The glycoprofiling of two
proteins, the free form of the
prostate-specific antigen (fPSA) and zinc-α-2-glycoprotein (ZA2G), was assessed to determine their suitability as
prostate cancer (PCa)
biomarkers. The glycoprofiling of
proteins was performed by analysing changes in the
glycan composition on fPSA and ZA2G using
lectins (
proteins that recognise
glycans, i.e. complex
carbohydrates). The specific glycoprofiling of the
proteins was performed using magnetic beads (MBs) modified with
horseradish peroxidase (HRP) and
antibodies that selectively enriched fPSA or ZA2G from human serum samples. Subsequently, the antibody-captured
glycoproteins were incubated on
lectin-coated ELISA plates. In addition, a novel
glycoprotein standard (GPS) was used to normalise the assay. The glycoprofiling of fPSA and ZA2G was performed in human serum samples obtained from men undergoing a prostate biopsy after an elevated serum PSA, and
prostate cancer patients with or without prior
therapy.
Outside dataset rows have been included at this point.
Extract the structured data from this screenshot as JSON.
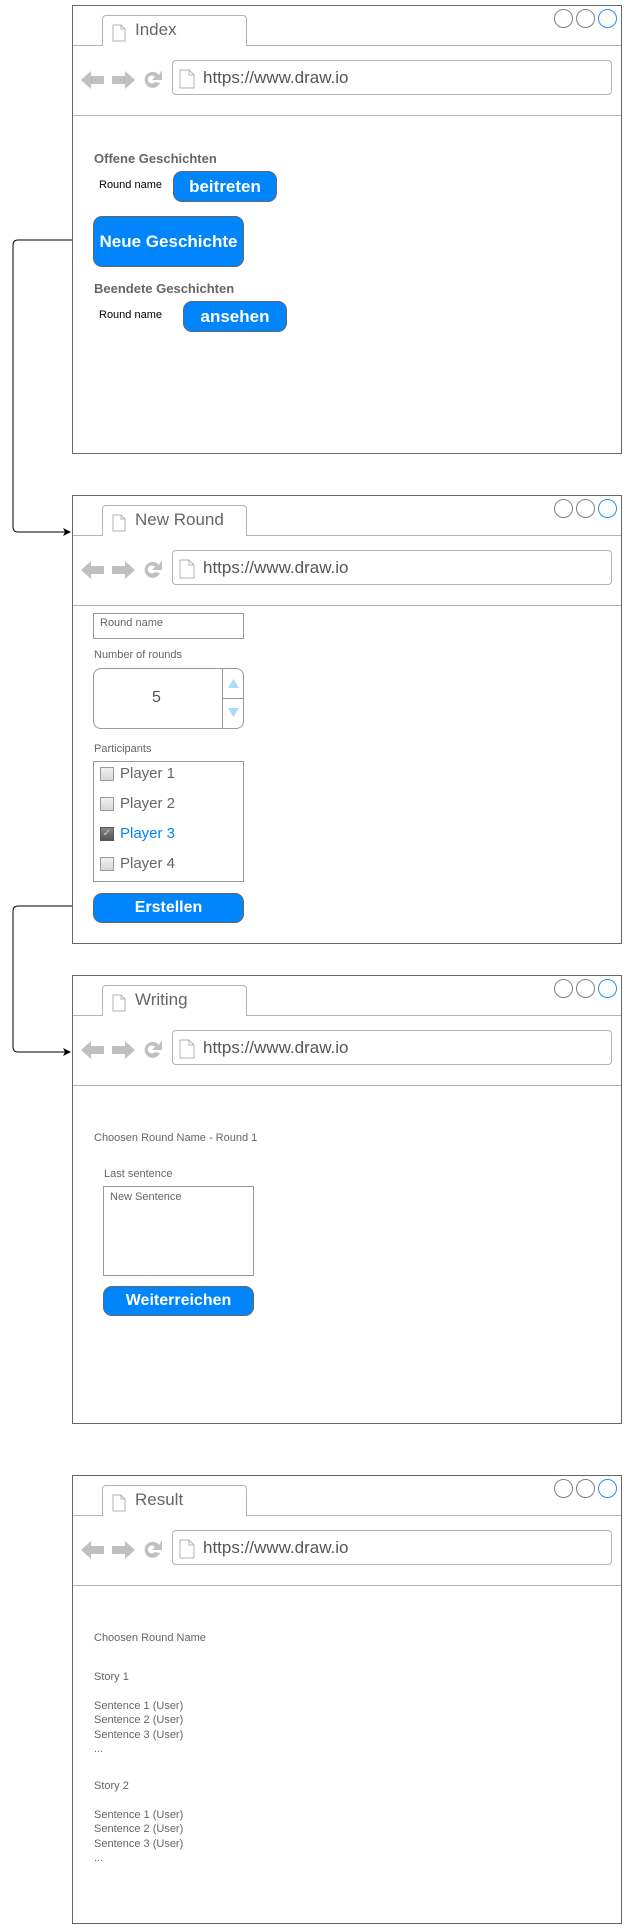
{
  "windows": {
    "index": {
      "tab_title": "Index",
      "url": "https://www.draw.io",
      "open_heading": "Offene Geschichten",
      "open_round_name": "Round name",
      "join_button": "beitreten",
      "new_story_button": "Neue Geschichte",
      "finished_heading": "Beendete Geschichten",
      "finished_round_name": "Round name",
      "view_button": "ansehen"
    },
    "new_round": {
      "tab_title": "New Round",
      "url": "https://www.draw.io",
      "round_name_placeholder": "Round name",
      "rounds_label": "Number of rounds",
      "rounds_value": "5",
      "participants_label": "Participants",
      "participants": [
        {
          "label": "Player 1",
          "checked": false
        },
        {
          "label": "Player 2",
          "checked": false
        },
        {
          "label": "Player 3",
          "checked": true
        },
        {
          "label": "Player 4",
          "checked": false
        }
      ],
      "create_button": "Erstellen"
    },
    "writing": {
      "tab_title": "Writing",
      "url": "https://www.draw.io",
      "round_title": "Choosen Round Name - Round 1",
      "last_sentence_label": "Last sentence",
      "sentence_placeholder": "New Sentence",
      "pass_button": "Weiterreichen"
    },
    "result": {
      "tab_title": "Result",
      "url": "https://www.draw.io",
      "round_title": "Choosen Round Name",
      "stories": [
        {
          "title": "Story 1",
          "sentences": [
            "Sentence 1 (User)",
            "Sentence 2 (User)",
            "Sentence 3 (User)",
            "..."
          ]
        },
        {
          "title": "Story 2",
          "sentences": [
            "Sentence 1 (User)",
            "Sentence 2 (User)",
            "Sentence 3 (User)",
            "..."
          ]
        }
      ]
    }
  },
  "colors": {
    "accent": "#0085fc",
    "border": "#666666",
    "muted_text": "#666666"
  }
}
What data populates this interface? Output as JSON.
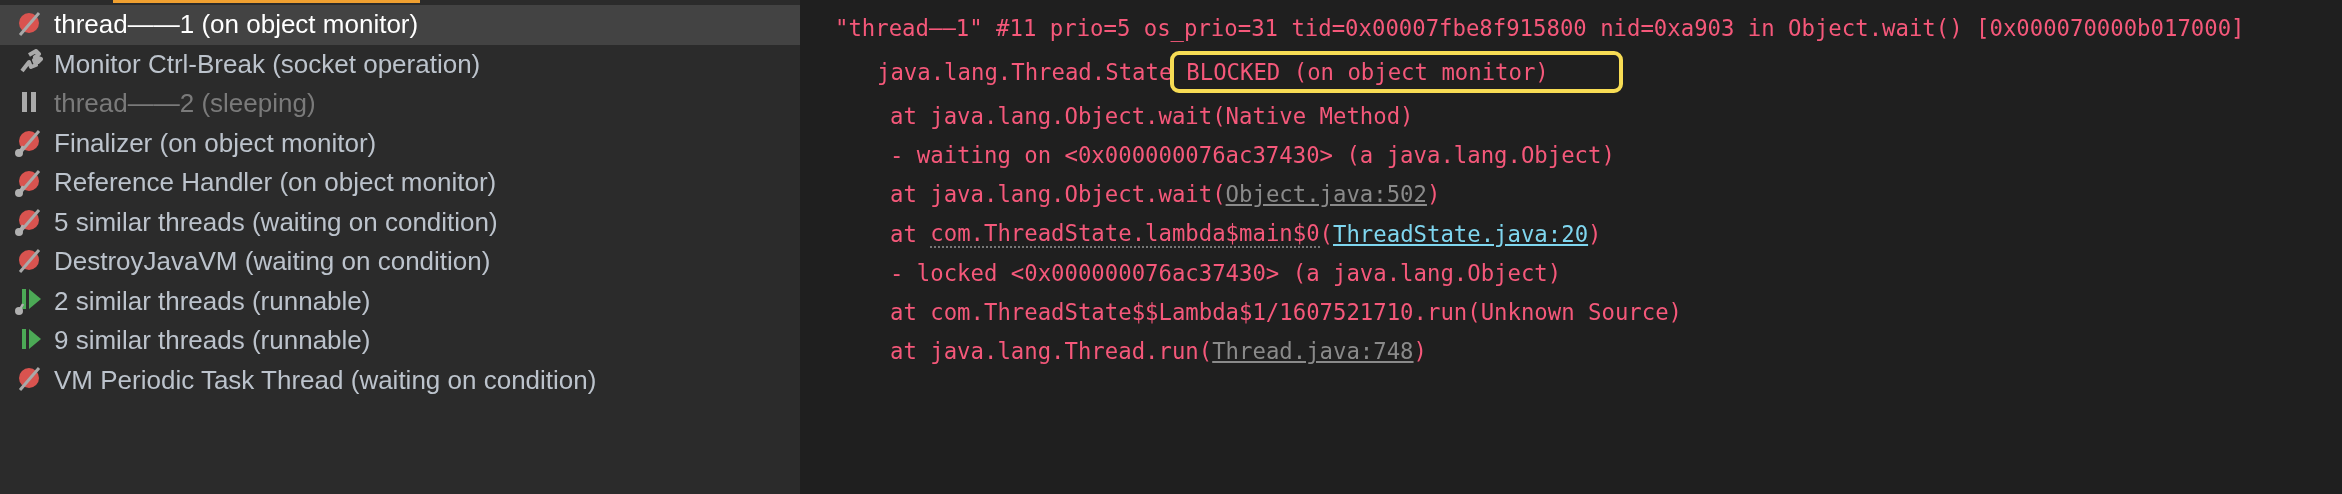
{
  "threads": [
    {
      "label": "thread——1 (on object monitor)",
      "kind": "monitor",
      "daemon": false,
      "selected": true,
      "disabled": false
    },
    {
      "label": "Monitor Ctrl-Break (socket operation)",
      "kind": "socket",
      "daemon": false,
      "selected": false,
      "disabled": false
    },
    {
      "label": "thread——2 (sleeping)",
      "kind": "sleeping",
      "daemon": false,
      "selected": false,
      "disabled": true
    },
    {
      "label": "Finalizer (on object monitor)",
      "kind": "monitor",
      "daemon": true,
      "selected": false,
      "disabled": false
    },
    {
      "label": "Reference Handler (on object monitor)",
      "kind": "monitor",
      "daemon": true,
      "selected": false,
      "disabled": false
    },
    {
      "label": "5 similar threads (waiting on condition)",
      "kind": "monitor",
      "daemon": true,
      "selected": false,
      "disabled": false
    },
    {
      "label": "DestroyJavaVM (waiting on condition)",
      "kind": "monitor",
      "daemon": false,
      "selected": false,
      "disabled": false
    },
    {
      "label": "2 similar threads (runnable)",
      "kind": "running",
      "daemon": true,
      "selected": false,
      "disabled": false
    },
    {
      "label": "9 similar threads (runnable)",
      "kind": "running",
      "daemon": false,
      "selected": false,
      "disabled": false
    },
    {
      "label": "VM Periodic Task Thread (waiting on condition)",
      "kind": "monitor",
      "daemon": false,
      "selected": false,
      "disabled": false
    }
  ],
  "stack_trace": [
    {
      "kind": "header",
      "segments": [
        {
          "text": "\"thread——1\" #11 prio=5 os_prio=31 tid=0x00007fbe8f915800 nid=0xa903 in Object.wait() [0x000070000b017000]",
          "kind": "plain"
        }
      ]
    },
    {
      "kind": "state",
      "segments": [
        {
          "text": "java.lang.Thread.State",
          "kind": "plain"
        },
        {
          "text": "BLOCKED (on object monitor)",
          "kind": "boxed"
        }
      ]
    },
    {
      "kind": "frame",
      "segments": [
        {
          "text": "at java.lang.Object.wait(Native Method)",
          "kind": "plain"
        }
      ]
    },
    {
      "kind": "frame",
      "segments": [
        {
          "text": "- waiting on <0x000000076ac37430> (a java.lang.Object)",
          "kind": "plain"
        }
      ]
    },
    {
      "kind": "frame",
      "segments": [
        {
          "text": "at java.lang.Object.wait(",
          "kind": "plain"
        },
        {
          "text": "Object.java:502",
          "kind": "library"
        },
        {
          "text": ")",
          "kind": "plain"
        }
      ]
    },
    {
      "kind": "frame",
      "segments": [
        {
          "text": "at ",
          "kind": "plain"
        },
        {
          "text": "com.ThreadState.lambda$main$0",
          "kind": "dotted"
        },
        {
          "text": "(",
          "kind": "plain"
        },
        {
          "text": "ThreadState.java:20",
          "kind": "source"
        },
        {
          "text": ")",
          "kind": "plain"
        }
      ]
    },
    {
      "kind": "frame",
      "segments": [
        {
          "text": "- locked <0x000000076ac37430> (a java.lang.Object)",
          "kind": "plain"
        }
      ]
    },
    {
      "kind": "frame",
      "segments": [
        {
          "text": "at com.ThreadState$$Lambda$1/1607521710.run(Unknown Source)",
          "kind": "plain"
        }
      ]
    },
    {
      "kind": "frame",
      "segments": [
        {
          "text": "at java.lang.Thread.run(",
          "kind": "plain"
        },
        {
          "text": "Thread.java:748",
          "kind": "library"
        },
        {
          "text": ")",
          "kind": "plain"
        }
      ]
    }
  ]
}
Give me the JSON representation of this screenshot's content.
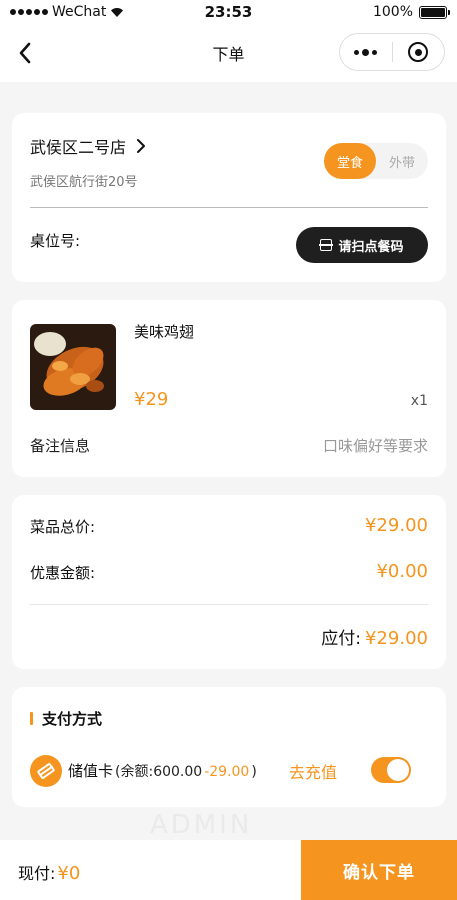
{
  "status_bar": {
    "carrier": "WeChat",
    "time": "23:53",
    "battery": "100%"
  },
  "nav": {
    "title": "下单"
  },
  "store": {
    "name": "武侯区二号店",
    "address": "武侯区航行街20号",
    "mode_dine_in": "堂食",
    "mode_takeout": "外带",
    "table_label": "桌位号:",
    "scan_button": "请扫点餐码"
  },
  "item": {
    "name": "美味鸡翅",
    "price": "¥29",
    "quantity": "x1",
    "remark_label": "备注信息",
    "remark_placeholder": "口味偏好等要求"
  },
  "price_summary": {
    "subtotal_label": "菜品总价:",
    "subtotal_value": "¥29.00",
    "discount_label": "优惠金额:",
    "discount_value": "¥0.00",
    "payable_label": "应付:",
    "payable_value": "¥29.00"
  },
  "payment": {
    "title": "支付方式",
    "method": "储值卡",
    "balance_text": "(余额:600.00",
    "deduct_text": "-29.00",
    "balance_close": ")",
    "recharge": "去充值",
    "enabled": true
  },
  "bottom_bar": {
    "now_pay_label": "现付:",
    "now_pay_value": "¥0",
    "confirm_button": "确认下单"
  },
  "watermark": "ADMIN",
  "colors": {
    "accent": "#f5951f",
    "dark_button": "#1f1f1f",
    "background": "#f5f5f5"
  }
}
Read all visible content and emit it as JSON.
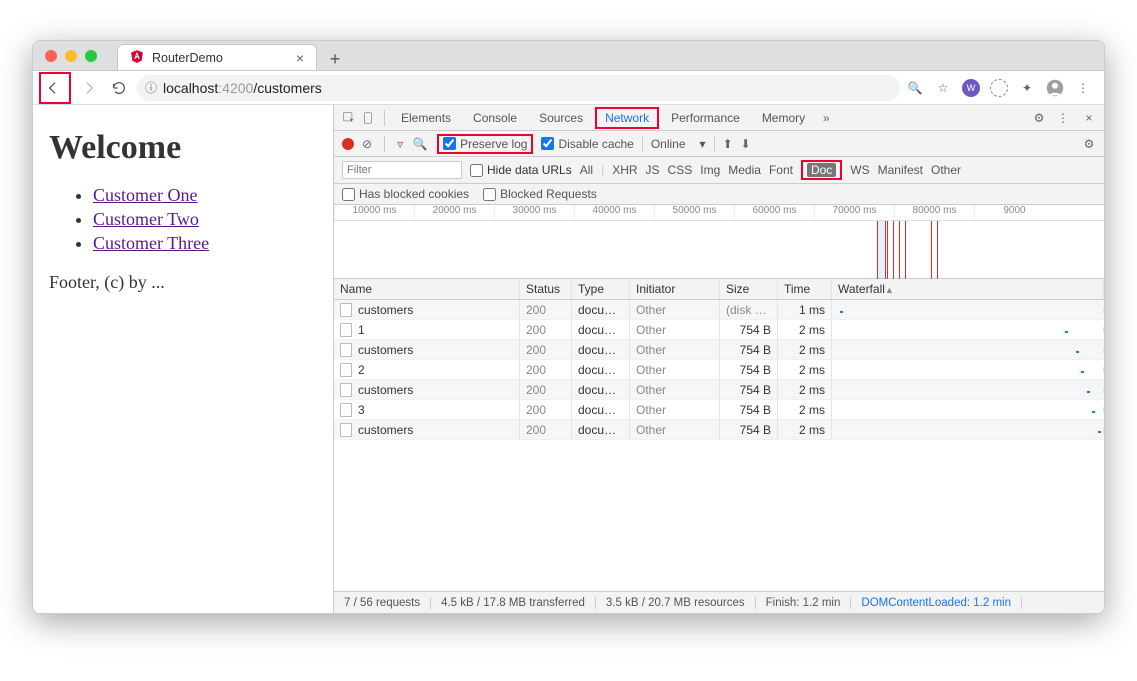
{
  "tab": {
    "title": "RouterDemo"
  },
  "url": {
    "prefix": "localhost",
    "port": ":4200",
    "path": "/customers"
  },
  "page": {
    "heading": "Welcome",
    "links": [
      "Customer One",
      "Customer Two",
      "Customer Three"
    ],
    "footer": "Footer, (c) by ..."
  },
  "devtools": {
    "tabs": [
      "Elements",
      "Console",
      "Sources",
      "Network",
      "Performance",
      "Memory"
    ],
    "preserve_log": "Preserve log",
    "disable_cache": "Disable cache",
    "throttle": "Online",
    "filter_placeholder": "Filter",
    "hide_urls": "Hide data URLs",
    "filter_tabs": [
      "All",
      "XHR",
      "JS",
      "CSS",
      "Img",
      "Media",
      "Font",
      "Doc",
      "WS",
      "Manifest",
      "Other"
    ],
    "blocked_cookies": "Has blocked cookies",
    "blocked_requests": "Blocked Requests",
    "timeline_ticks": [
      "10000 ms",
      "20000 ms",
      "30000 ms",
      "40000 ms",
      "50000 ms",
      "60000 ms",
      "70000 ms",
      "80000 ms",
      "9000"
    ],
    "columns": {
      "name": "Name",
      "status": "Status",
      "type": "Type",
      "initiator": "Initiator",
      "size": "Size",
      "time": "Time",
      "waterfall": "Waterfall"
    },
    "rows": [
      {
        "name": "customers",
        "status": "200",
        "type": "docu…",
        "initiator": "Other",
        "size": "(disk c…",
        "time": "1 ms",
        "wf": 3
      },
      {
        "name": "1",
        "status": "200",
        "type": "docu…",
        "initiator": "Other",
        "size": "754 B",
        "time": "2 ms",
        "wf": 86
      },
      {
        "name": "customers",
        "status": "200",
        "type": "docu…",
        "initiator": "Other",
        "size": "754 B",
        "time": "2 ms",
        "wf": 90
      },
      {
        "name": "2",
        "status": "200",
        "type": "docu…",
        "initiator": "Other",
        "size": "754 B",
        "time": "2 ms",
        "wf": 92
      },
      {
        "name": "customers",
        "status": "200",
        "type": "docu…",
        "initiator": "Other",
        "size": "754 B",
        "time": "2 ms",
        "wf": 94
      },
      {
        "name": "3",
        "status": "200",
        "type": "docu…",
        "initiator": "Other",
        "size": "754 B",
        "time": "2 ms",
        "wf": 96
      },
      {
        "name": "customers",
        "status": "200",
        "type": "docu…",
        "initiator": "Other",
        "size": "754 B",
        "time": "2 ms",
        "wf": 98
      }
    ],
    "status": {
      "requests": "7 / 56 requests",
      "transferred": "4.5 kB / 17.8 MB transferred",
      "resources": "3.5 kB / 20.7 MB resources",
      "finish": "Finish: 1.2 min",
      "dcl": "DOMContentLoaded: 1.2 min"
    }
  }
}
The results are presented in the form of an ROC (Receiver Operating Curve). A DCA (Decision Curve Analysis) to evaluate the clinical performance and net benefit of fPSA
glycan-based
biomarkers was also performed. While the glycoprofiling of ZA2G showed little promise as a potential PCa
biomarker, the glycoprofiling of fPSA would appear to have significant clinical potential. Hence, the GIA (Glycobiopsy ImmunoAssay) test integrates the glycoprofiling of fPSA (i.e. two
glycan forms of fPSA). The GIA test could be used for early diagnoses of PCa (AUC = 0.83; n = 559 samples) with a potential for use in
therapy-monitoring (AUC = 0.90; n = 176 samples). Moreover, the analysis of a subset of serum samples (n = 215) revealed that the GIA test (AUC = 0.81) outperformed the PHI (Prostate Health Index) test (AUC = 0.69) in discriminating between men with
prostate cancer and those with benign serum PSA elevation.